隣人訴訟

【隣人訴訟】昭和52年 (1977年)

 昭和52年5月8日、三重県鈴鹿市の団地に住む主婦Xが夕食の買い物に出かけるため、隣人の主婦Yに3歳児を預けた。2人の主婦は町内会が同じで、X、Yの子供たちは同じ幼稚園に通う仲良しだった。主婦Yは部屋の掃除をしながら、子供たちが自転車を乗り回しているのを見ていた。
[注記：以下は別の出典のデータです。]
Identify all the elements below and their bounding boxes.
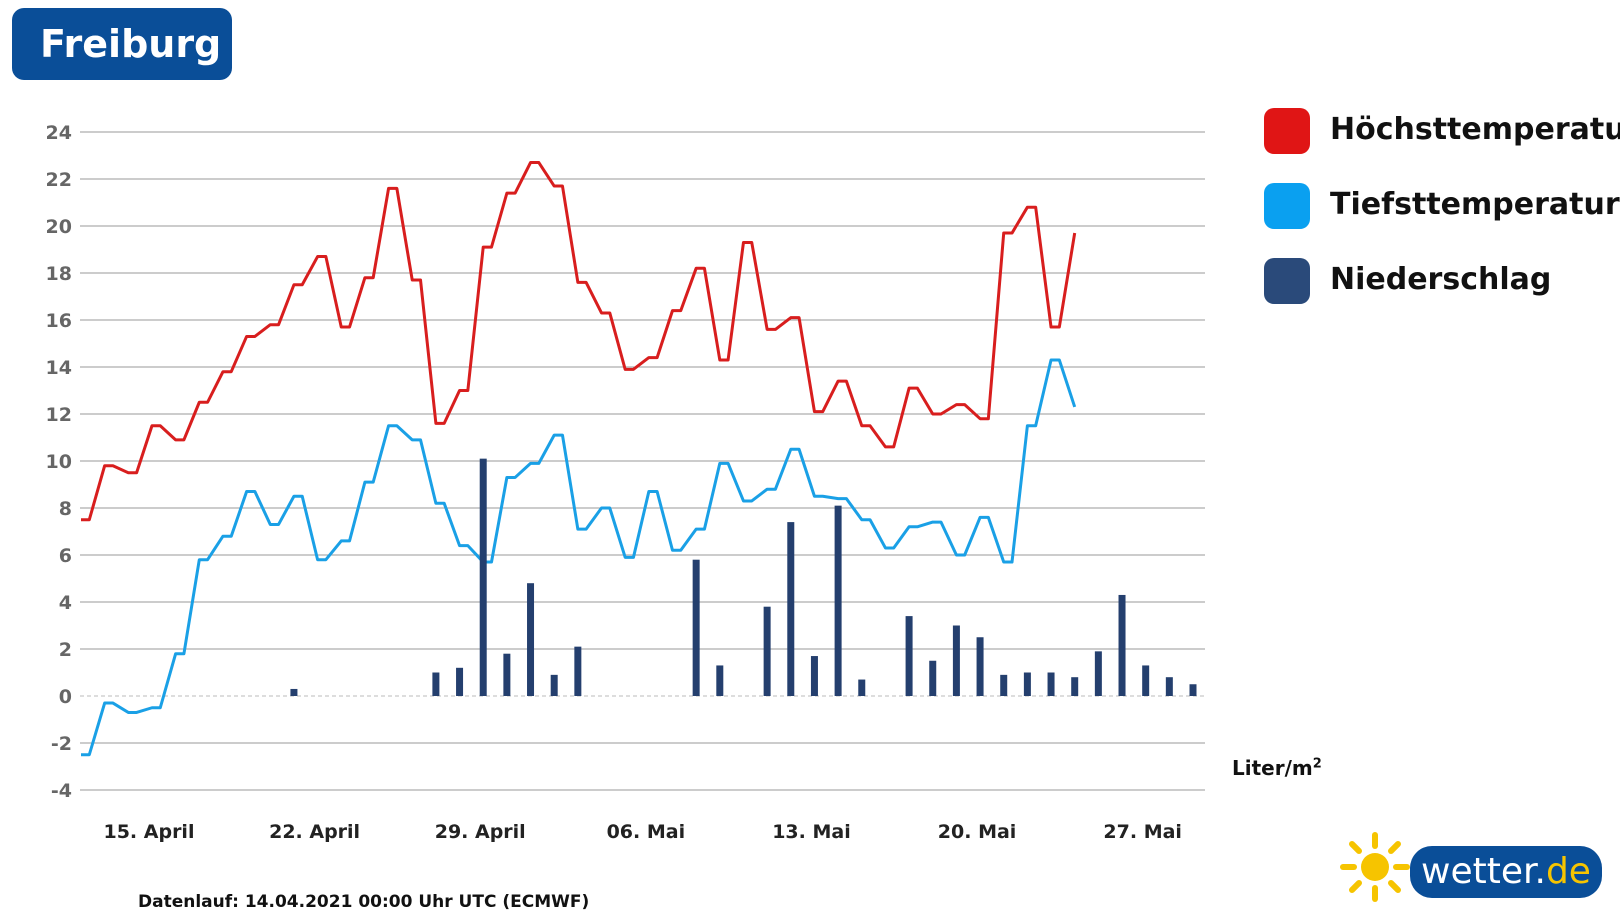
precip-bar: [503, 653, 511, 696]
y-tick-label: 14: [46, 357, 72, 379]
city-title: Freiburg: [12, 8, 232, 80]
precip-bar: [1047, 672, 1055, 696]
precip-bar: [550, 674, 558, 696]
logo-wordmark: wetter.de: [1410, 846, 1602, 898]
precip-bar: [574, 646, 582, 696]
x-tick-label: 27. Mai: [1103, 821, 1182, 843]
x-tick-label: 13. Mai: [772, 821, 851, 843]
logo-tld: de: [1545, 851, 1591, 892]
legend-swatch-tmin: [1264, 183, 1310, 229]
precip-bar: [763, 606, 771, 696]
x-tick-label: 29. April: [435, 821, 526, 843]
precip-bar: [1118, 594, 1126, 696]
y-tick-label: 6: [59, 545, 72, 567]
y-tick-label: -4: [51, 780, 72, 802]
sun-icon: [1340, 832, 1410, 902]
precip-bar: [834, 505, 842, 696]
y-tick-label: 22: [46, 169, 72, 191]
y-tick-label: 4: [59, 592, 72, 614]
legend-swatch-precip: [1264, 258, 1310, 304]
y-tick-label: 16: [46, 310, 72, 332]
precip-bar: [1000, 674, 1008, 696]
precip-unit-text: Liter/m: [1232, 756, 1313, 780]
wetter-de-logo: wetter.de: [1340, 832, 1610, 902]
x-tick-label: 22. April: [269, 821, 360, 843]
logo-main: wetter: [1421, 851, 1535, 892]
y-tick-label: 10: [46, 451, 72, 473]
precip-bar: [1165, 677, 1173, 696]
precip-unit-label: Liter/m2: [1232, 756, 1322, 780]
precip-bar: [1023, 672, 1031, 696]
legend-swatch-tmax: [1264, 108, 1310, 154]
precip-bar: [905, 616, 913, 696]
precip-bar: [1071, 677, 1079, 696]
x-tick-label: 20. Mai: [938, 821, 1017, 843]
precip-bar: [810, 656, 818, 696]
legend-label-precip: Niederschlag: [1330, 262, 1552, 297]
y-tick-label: 18: [46, 263, 72, 285]
precip-bar: [952, 625, 960, 696]
precip-bar: [432, 672, 440, 696]
precip-bar: [290, 688, 298, 696]
y-tick-label: 24: [46, 122, 72, 144]
precip-bar: [858, 679, 866, 696]
precip-bar: [479, 458, 487, 696]
y-tick-label: 2: [59, 639, 72, 661]
legend-label-tmin: Tiefsttemperatur: [1330, 187, 1620, 222]
precip-bar: [1094, 651, 1102, 696]
precip-bar: [1142, 665, 1150, 696]
precip-bar: [692, 559, 700, 696]
y-tick-label: -2: [51, 733, 72, 755]
y-tick-label: 20: [46, 216, 72, 238]
legend-label-tmax: Höchsttemperatur: [1330, 112, 1620, 147]
precip-bar: [527, 583, 535, 696]
precip-bar: [456, 667, 464, 696]
y-tick-label: 0: [59, 686, 72, 708]
precip-bar: [976, 637, 984, 696]
precip-bar: [716, 665, 724, 696]
precip-unit-exponent: 2: [1312, 756, 1322, 772]
tmin-line: [81, 358, 1077, 757]
y-tick-label: 12: [46, 404, 72, 426]
x-tick-label: 06. Mai: [607, 821, 686, 843]
precip-bar: [929, 660, 937, 696]
y-tick-label: 8: [59, 498, 72, 520]
logo-dot: .: [1534, 851, 1546, 892]
tmax-line: [81, 161, 1077, 522]
model-run-info: Datenlauf: 14.04.2021 00:00 Uhr UTC (ECM…: [138, 892, 590, 912]
precip-bar: [1189, 684, 1197, 696]
precip-bar: [787, 522, 795, 696]
x-tick-label: 15. April: [103, 821, 194, 843]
そして7〜8分後にYの子供が戻ってきて、Xの子供がため池に行くと言ったまま帰ってこないと告げた。

 駆けつけた隣人らがため池を探し、池の底に沈んでいるXの子供を発見、救急車で病院に運んだがすでに死亡していた。ため池は子供たちの遊び場であったが、水際から急に深くなっているのに防護柵はなかった。誤ってため池に落ちて水死したのだった。死亡した幼児の両親は子供の世話を頼んだ主婦Yと、池の所有者である三重県と鈴鹿市、土砂採取で池を深くした業者を相手に損害賠償請求訴訟を起こした。

 昭和58年2月25日、津地方裁判所は国、県、市、業者への請求を却下したが、幼児を預かった夫婦Y(隣人)には注意義務があるとして526万円の損害賠償の支払いを命じた。
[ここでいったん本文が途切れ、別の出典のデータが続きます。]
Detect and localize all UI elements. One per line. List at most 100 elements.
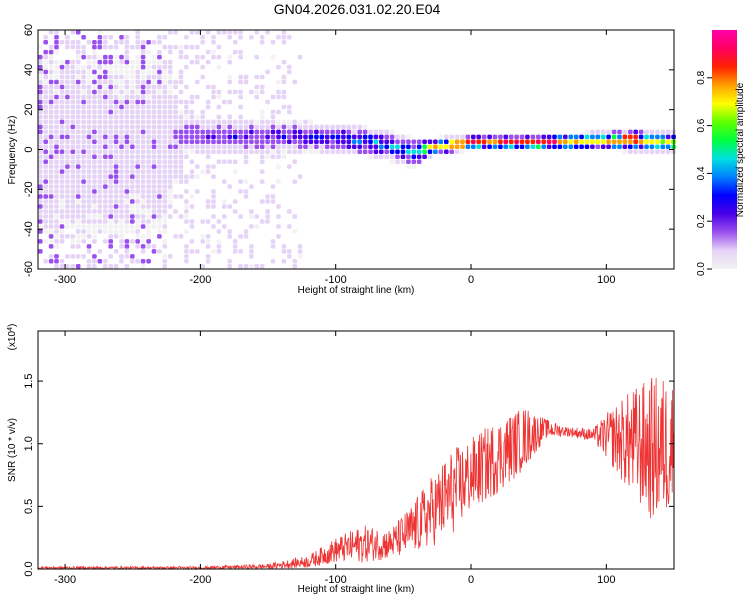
- spectrogram-cell: [595, 139, 601, 144]
- spectrogram-cell: [189, 139, 195, 144]
- spectrogram-cell: [75, 204, 81, 209]
- spectrogram-cell: [384, 129, 389, 135]
- spectrogram-cell: [48, 184, 54, 189]
- spectrogram-cell: [140, 64, 146, 70]
- spectrogram-cell: [178, 114, 184, 120]
- spectrogram-cell: [157, 40, 162, 45]
- spectrogram-cell: [97, 84, 103, 90]
- spectrogram-cell: [395, 134, 400, 140]
- spectrogram-cell: [200, 124, 205, 130]
- spectrogram-cell: [362, 139, 368, 144]
- spectrogram-cell: [135, 179, 140, 184]
- spectrogram-cell: [178, 144, 184, 149]
- spectrogram-cell: [103, 194, 108, 199]
- spectrogram-cell: [135, 44, 140, 50]
- spectrogram-cell: [86, 119, 92, 125]
- spectrogram-cell: [173, 84, 178, 90]
- spectrogram-cell: [124, 194, 130, 199]
- spectrogram-cell: [471, 134, 476, 140]
- spectrogram-cell: [59, 59, 65, 65]
- spectrogram-cell: [103, 189, 108, 194]
- spectrogram-cell: [568, 134, 574, 140]
- spectrogram-cell: [162, 84, 168, 90]
- spectrogram-cell: [119, 174, 124, 179]
- spectrogram-cell: [135, 189, 140, 194]
- spectrogram-cell: [124, 144, 130, 149]
- spectrogram-cell: [297, 149, 303, 154]
- spectrogram-cell: [48, 144, 54, 149]
- spectrogram-cell: [157, 134, 162, 140]
- spectrogram-cell: [167, 199, 173, 204]
- spectrogram-cell: [368, 129, 373, 135]
- spectrogram-cell: [292, 119, 297, 125]
- spectrogram-cell: [75, 254, 81, 259]
- spectrogram-cell: [178, 174, 184, 179]
- spectrogram-cell: [297, 124, 303, 130]
- spectrogram-cell: [86, 64, 92, 70]
- spectrogram-cell: [232, 129, 238, 135]
- spectrogram-cell: [92, 114, 97, 120]
- spectrogram-cell: [276, 35, 281, 40]
- spectrogram-cell: [276, 179, 281, 184]
- spectrogram-cell: [108, 254, 113, 259]
- spectrogram-cell: [270, 119, 276, 125]
- spectrogram-cell: [379, 129, 384, 135]
- spectrogram-cell: [395, 149, 400, 154]
- spectrogram-cell: [189, 134, 195, 140]
- spectrogram-cell: [92, 239, 97, 244]
- spectrogram-cell: [59, 179, 65, 184]
- spectrogram-cell: [92, 74, 97, 80]
- spectrogram-cell: [254, 124, 260, 130]
- y-tick-label: -40: [23, 221, 35, 237]
- spectrogram-cell: [59, 124, 65, 130]
- spectrogram-cell: [232, 124, 238, 130]
- spectrogram-cell: [287, 164, 292, 169]
- spectrogram-cell: [162, 149, 168, 154]
- spectrogram-cell: [384, 144, 389, 149]
- spectrogram-cell: [189, 149, 195, 154]
- spectrogram-cell: [81, 144, 86, 149]
- spectrogram-cell: [211, 134, 216, 140]
- spectrogram-cell: [254, 214, 260, 219]
- spectrogram-cell: [81, 204, 86, 209]
- spectrogram-cell: [81, 174, 86, 179]
- spectrogram-cell: [92, 139, 97, 144]
- spectrogram-cell: [140, 209, 146, 214]
- spectrogram-cell: [211, 35, 216, 40]
- spectrogram-cell: [384, 134, 389, 140]
- spectrogram-cell: [644, 134, 649, 140]
- spectrogram-cell: [113, 84, 119, 90]
- spectrogram-cell: [167, 104, 173, 110]
- spectrogram-cell: [151, 99, 157, 105]
- spectrogram-cell: [86, 154, 92, 159]
- spectrogram-cell: [81, 149, 86, 154]
- spectrogram-cell: [119, 104, 124, 110]
- spectrogram-cell: [75, 199, 81, 204]
- spectrogram-cell: [43, 229, 48, 234]
- spectrogram-cell: [227, 89, 232, 95]
- spectrogram-cell: [308, 139, 314, 144]
- spectrogram-cell: [70, 189, 76, 194]
- spectrogram-cell: [43, 109, 48, 115]
- spectrogram-cell: [157, 199, 162, 204]
- spectrogram-cell: [135, 139, 140, 144]
- spectrogram-cell: [43, 259, 48, 264]
- spectrogram-cell: [227, 35, 232, 40]
- spectrogram-cell: [97, 35, 103, 40]
- spectrogram-cell: [119, 40, 124, 45]
- spectrogram-cell: [130, 179, 135, 184]
- spectrogram-cell: [97, 219, 103, 224]
- spectrogram-cell: [184, 109, 189, 115]
- spectrogram-cell: [167, 169, 173, 174]
- spectrogram-cell: [281, 59, 287, 65]
- spectrogram-cell: [600, 139, 606, 144]
- spectrogram-cell: [157, 189, 162, 194]
- spectrogram-cell: [146, 114, 151, 120]
- spectrogram-cell: [86, 244, 92, 249]
- spectrogram-cell: [167, 129, 173, 135]
- spectrogram-cell: [108, 74, 113, 80]
- spectrogram-cell: [232, 149, 238, 154]
- spectrogram-cell: [43, 239, 48, 244]
- spectrogram-cell: [184, 99, 189, 105]
- spectrogram-cell: [38, 209, 43, 214]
 しかし判決の後、新聞やテレビが「人の好意につらい裁き」と大きく取り上げ、勝訴した幼児の両親にいやがらせの電話や手紙が殺到した。「人でなし」「金儲けのために子供を使うのか」と激しい抗議が連日続いた。父親は仕事を打ち切られ、長女は近所でいじめられ、親戚にまで被害が及び、そのため幼児の両親は訴えの取り下げに追い込まれた。一方、敗訴した主婦が控訴すると、今度はそれに対しても非難や中傷が起きた。

 結局、両家族が訴えを取り下げることになった。法律上、当然の権利(タテマエ)が、「世間」という情念・常識(ホンネ)によって阻止されたのである。この事件は、近隣社会の紛争解決の方法、裁判を受ける権利などの問題を提示した。
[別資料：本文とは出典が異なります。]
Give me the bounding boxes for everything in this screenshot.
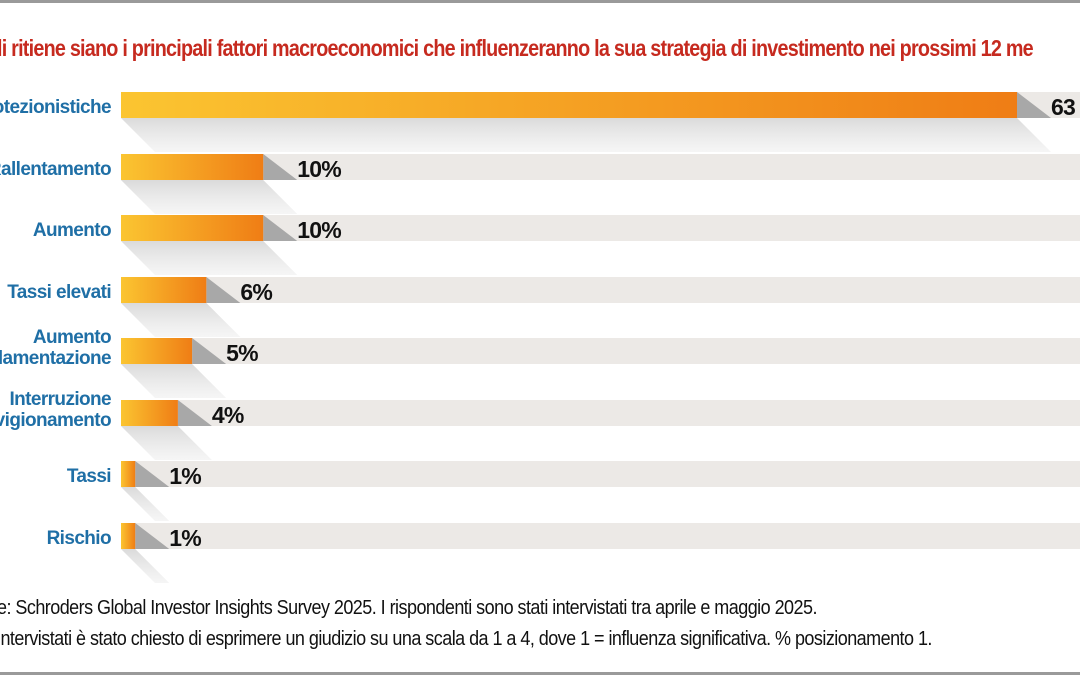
value-label: 1% (169, 525, 201, 551)
bar (121, 277, 207, 303)
category-label: Tassi (67, 466, 111, 487)
bar-group: 5% Aumentogolamentazione (0, 327, 1080, 398)
bars-layer: 63 protezionistiche 10% Rallentamento 10% Aum… (0, 92, 1080, 583)
category-label: Rischio (47, 528, 111, 549)
top-rule (0, 0, 1080, 3)
value-label: 1% (169, 463, 201, 489)
category-label-line: Interruzione (9, 389, 111, 410)
value-label: 63 (1051, 94, 1075, 120)
bar-shadow (121, 549, 170, 583)
value-label: 10% (297, 156, 341, 182)
value-label: 5% (226, 340, 258, 366)
bar-track (121, 461, 1080, 487)
bar-end-shadow (192, 338, 227, 364)
bar-end-shadow (206, 277, 241, 303)
bar (121, 461, 136, 487)
bar-track (121, 400, 1080, 426)
bar-track (121, 338, 1080, 364)
bar-end-shadow (263, 215, 298, 241)
value-label: 6% (240, 279, 272, 305)
bar (121, 523, 136, 549)
method-footnote: intervistati è stato chiesto di esprimer… (0, 628, 932, 650)
bar-track (121, 523, 1080, 549)
bar-group: 10% Aumento (33, 215, 1080, 275)
bar-end-shadow (263, 154, 298, 180)
bar-end-shadow (135, 523, 170, 549)
category-label: Rallentamento (0, 159, 111, 180)
bar-group: 63 protezionistiche (0, 92, 1080, 152)
bar-end-shadow (177, 400, 212, 426)
bar-group: 1% Tassi (67, 461, 1080, 521)
bar-group: 4% Interruzionevvigionamento (0, 389, 1080, 460)
value-label: 4% (212, 402, 244, 428)
bar-shadow (121, 241, 298, 275)
bar (121, 154, 264, 180)
bar (121, 338, 193, 364)
bar-group: 6% Tassi elevati (7, 277, 1080, 337)
category-label: Aumento (33, 220, 111, 241)
value-label: 10% (297, 217, 341, 243)
bar-end-shadow (135, 461, 170, 487)
chart-title: li ritiene siano i principali fattori ma… (0, 35, 1034, 61)
category-label-line: Aumento (33, 327, 111, 348)
category-label-line: golamentazione (0, 348, 111, 369)
bar-group: 1% Rischio (47, 523, 1080, 583)
bar-shadow (121, 303, 241, 337)
bar (121, 92, 1017, 118)
category-label: Tassi elevati (7, 282, 111, 303)
category-label: protezionistiche (0, 97, 111, 118)
bar-shadow (121, 487, 170, 521)
bar-track (121, 277, 1080, 303)
bar-shadow (121, 180, 298, 214)
bar-end-shadow (1017, 92, 1051, 118)
bar-group: 10% Rallentamento (0, 154, 1080, 214)
bar-shadow (121, 426, 212, 460)
bar-shadow (121, 118, 1051, 152)
category-label-line: vvigionamento (0, 410, 111, 431)
bar (121, 400, 178, 426)
bar (121, 215, 264, 241)
bar-shadow (121, 364, 227, 398)
source-footnote: e: Schroders Global Investor Insights Su… (0, 597, 817, 619)
bottom-rule (0, 672, 1080, 675)
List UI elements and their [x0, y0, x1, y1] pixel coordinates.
 すべての国民は裁判に訴える権利が保障されている。しかし赤の他人が原告や被告に対し、非難中傷を浴びせて訴訟を断念させたことは、日本国民の法意識の低さを露呈させた。法務省は「公平に裁判を受ける権利が、このような行為で侵害された」として異例の見解を表明した。しかし国民の多くが「隣人関係に法律が入り込み、善悪をつけることに違和感を持っていた」ことも事実であった。

 この事件は「法律というルール」と「隣人という伝統的関係」の対立といえる。隣人関係が時代とともに変わりつつあることを示した。

 「向こう3軒両隣」の意識が薄れ、昭和50年頃から隣人同士の争いが増えている。地域社会の意識が崩れ、日照権、騒音、境界線トラブル、ペット騒動、自宅前のゴミの集積場、このように日常的なことが隣人訴訟となり、さまざまなトラブルが裁判ざたになった。